Para as eleições, o objetivo é atingir 10 milhões de votos, e mostrar para a burguesia que diferentemente do que ela imaginava, a morte de Chávez não enfraqueceu o processo revolucionário. É por isso que, desesperado, Capriles se recusou a assinar o documento da CNE (Justiça Eleitoral), não reconhecendo o resultado que vier das urnas. Tudo para tentar desestabilizar o próximo período, contando, com isso, com os grandes meios de comunicação.

Pelo menos por agora, há grande força do legado chavista, com camisetas dizendo “Soy um chavista maduro. Hacia al socialismo”. Todos dizem que agora a tarefa é derrotar a burguesia, e depois, teremos que aprofundar a revolução, porque Maduro vai sofrer muita pressão para conciliação, seja pela oposição, seja, principalmente, pelos setores da burocracia e dos reformistas. É nesse sentido que alertamos e repudiamos o que foi dito por Lula, de que para esse novo momento, sem Chávez, será necessário uma aliança mais ampla. Insistimos que é exatamente isso o que os venezuelanos não podem fazer. E, pelo que vi nas ruas hoje, com um ódio de classe tão grande, isso não deverá ocorrer, ou, se vier a acontecer, será com muitos confrontos, uma verdadeira guerra, com a base da classe trabalhadora e da juventude não tolerando qualquer recuo.

Junto com os camaradas da seção venezuelana da Corrente Marxista Internacional, chamada “Lucha de Clases”, estive presente na marcha, vendendo jornais e distribuindo um excelente boletim, com o resumo da carta aberta divulgada em www.luchadeclases.org.ve, que muito bem define os desafios que estão por vir. Foi com esse objetivo que o Secretário-Geral da Corrente Marxista Internacional, Alan Woods, esteve com Maduro e Adám Chávez, discutindo a situação da crise mundial e os desafios para a classe trabalhadora, particularmente o papel da Venezuela para a luta pelo socialismo em todo o mundo.

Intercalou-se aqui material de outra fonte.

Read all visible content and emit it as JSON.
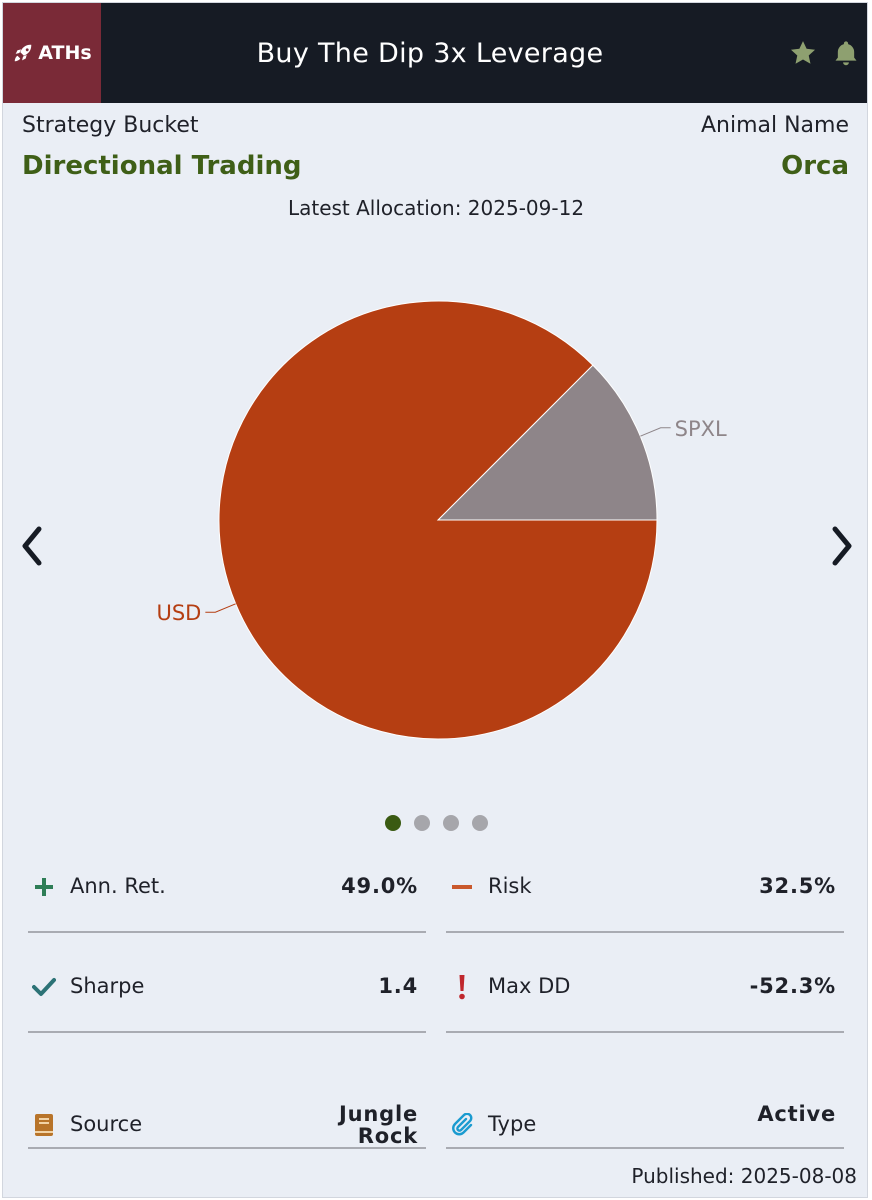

Com a camiseta das Fábricas Ocupadas, distribuí cartilhas da Flaskô e conversei com trabalhadores sobre a necessidade da luta pela estatização sob controle operário. Vi companheiros do MST e bandeiras do Uruguai, Peru, Chile, Equador, Bolívia. O processo venezuelano possui grande significado para a América Latina.

Por tudo isso, o último dia oficial de campanha foi o sinal que o processo revolucionário venezuelano precisava. Mostrar à burguesia que elegeremos Maduro não tolerando qualquer retrocesso, e que somente aprofundando as expropriações, avançaremos na construção do socialismo. A “marea roja rojita” mostrou que “Chávez vive, La lucha sigue”.